Rio Negro is a community more isolated than any I’ve ever been to before. Located on the Chixoy Flood Basin (formerly a river), it is a tiny community of approximately 19 families that has suffered beyond belief.

The, I guess I should call it an adventure, to Rio Negro started early in morning by meeting our guide and local community member, Sebastian. He is approximately forty years old and was born along the banks of the Chixoy River. He met us at our hotel in Rabinal to start the journey to Rio Negro. This was the one aspect of the trip that I’d been worried about pre-departure. Our professor had warned us of how brutal the hike can be. The previous time they did it, it took about 6 hours (not counting the hour or more in the back of the truck).

Looking back over Rabinal

So, we all hoped in the back of the pickup truck outside our hotel to start up the winding dirt roads high on the side of the mountain to Chitucan. This, in theory, should be the easy part of the journey but the heavy rains the night  before had other things to say about it. The first bit of the truck ride was uneventful, even pleasant but slowly the mountains began to reveal their problems. It started when the truck was spinning its tires in the mud. That was our cue to get out of the truck, and where our work started. So Sebastian and the driver pull some ropes from somewhere within the truck and tied them to the front bumper. Then we each took and section of rope and began to pull. That’s right, we were pulling a truck up a mountain. This was the first time, and we succeeded. The second time was more challenging, there were no clear paths and at points I thought we would surely be heading back down the mountain. But somehow, 2 Mayan men, 2 Mayan women, 8  Canadian females, one Canadian man and one Mexican photographer got that truck up the hill. It ripped my fingers to shreds ever so slightly, but I will honestly tell you that there is no sense of accomplishment that compares to pulling a truck up a mountain.
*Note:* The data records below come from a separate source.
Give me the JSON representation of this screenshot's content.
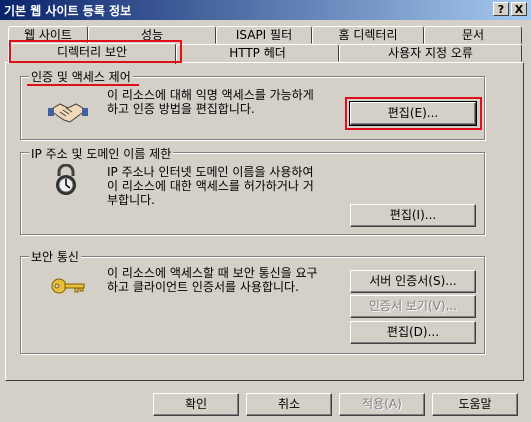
{
  "window": {
    "title": "기본 웹 사이트 등록 정보",
    "help_button": "?",
    "close_button": "X"
  },
  "tabs": {
    "row1": [
      "웹 사이트",
      "성능",
      "ISAPI 필터",
      "홈 디렉터리",
      "문서"
    ],
    "row2": [
      "디렉터리 보안",
      "HTTP 헤더",
      "사용자 지정 오류"
    ]
  },
  "auth": {
    "title": "인증 및 액세스 제어",
    "line1": "이 리소스에 대해 익명 액세스를 가능하게",
    "line2": "하고 인증 방법을 편집합니다.",
    "edit_button": "편집(E)..."
  },
  "ip": {
    "title": "IP 주소 및 도메인 이름 제한",
    "line1": "IP 주소나 인터넷 도메인 이름을 사용하여",
    "line2": "이 리소스에 대한 액세스를 허가하거나 거",
    "line3": "부합니다.",
    "edit_button": "편집(I)..."
  },
  "secure": {
    "title": "보안 통신",
    "line1": "이 리소스에 액세스할 때 보안 통신을 요구",
    "line2": "하고 클라이언트 인증서를 사용합니다.",
    "server_cert_button": "서버 인증서(S)...",
    "view_cert_button": "인증서 보기(V)...",
    "edit_button": "편집(D)..."
  },
  "footer": {
    "ok": "확인",
    "cancel": "취소",
    "apply": "적용(A)",
    "help": "도움말"
  },
  "highlight_color": "#e0101a"
}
Pulling the truck up the hill

The rest of the truck ride was uneventful in comparison, With the only excitement being the dozen or so piglets squealing and running along the side of the road. And Chitucan is a small community, remarkable in few ways, and largely forgotten by most. It, like most others in the region, suffered massacres during the internal conflict, but it’s name has fallen by the wayside compared to Plan de Sanchez and Rio Negro.

Sebastian

Then the hike began. If you’ve read my blog before, you will likely remember how much I loathe hiking, or any exertion at a sharp angle (particularly uphill). This is no different. The first hour of the hike was uphill. Combined with the sun and all my necessities on my back for the night’s stay in the community, that makes for one unhappy camper. Luckily for me (I guess), the next 4 hours of the hike are downhill. Preferable, but still hard on the ankles, knees and the shoes so caked in mud there is no such thing as traction. So down we went, luckily not on my bum, just the hill, until we reached an area 3kms outside Rio Negro called Pacoxom. It is a place of memory, now sacred but scarred by sadness. It is where 107 children and 70 women from the community of Rio Negro were massacred in May 1982. The community patrollers from a different village came to Rio Negro to execute the second of the four massacres in this community. The first killed most of the men, the second the women and children, and the third and fourth any survivors. At Pacoxom, we stopped so Sebastian could tell us the story. He’d lost his father in the first massacre, and most of his family (but one brother), in the second. He told us of how after Pacoxom, he felt lost in an empty house, with no mother, sisters, aunts or grandmothers to be his family.

He, along with his brother and Carlos Chen (one of the most prominent survivors), fled and hid in the mountains for 2 years and 3 months, They were barely able to survive, eating the roots of plants raw, as fire would give away their position. After those 27 months in the hills and ravines around Rio Negro, Sebastian and his brother turned themselves in to the army in the belief that life could not possibly get any worse. They were wrong. Sebastian and his brother were tortured for days on end, imprisoned in a small putrid bathroom, until one day his brother had enough. He decided he would escape or die trying. Unfortunately, the latter became reality. He was caught in the barbed-wire outside the base when they caught him. But Sebastian survived, somehow. He  now lives in Rio Negro once again, with a large family. He is a community leader, a survivor.

Just as Sebastian was finishing this story, the thunder began. It didn’t rain immediately, creating a stunning vista of the community with a backdrop of the flood basin and the mountains behind, all sun-speckled.

That last 3 kms was a walk mostly done in the rain. A violent rain, that soaks one to the bone. And it is a deceitful walk as you fell so close to the community, it is constantly in sight but somehow never seemed to get closer. The eventual arrival at the community centre was lovely. It was covered, there were showers, and beds. Dinner was nearly immediate after our arrival. A gringo meal of soup, tortillas and rice. I didn’t realize at that point I had a touch of sunstroke and it would nearly all be coming back up within half an hour.

After dinner, the young women of Rio Negro came to the community centre to sell their wares. A variety of local weavings, stunning in colour and unique to Rio Negro. We were more than willing to shop here, and support the women and the community where extra funds are limited. It was a sound night’s sleep, as only hours upon hours of fresh air can really provide.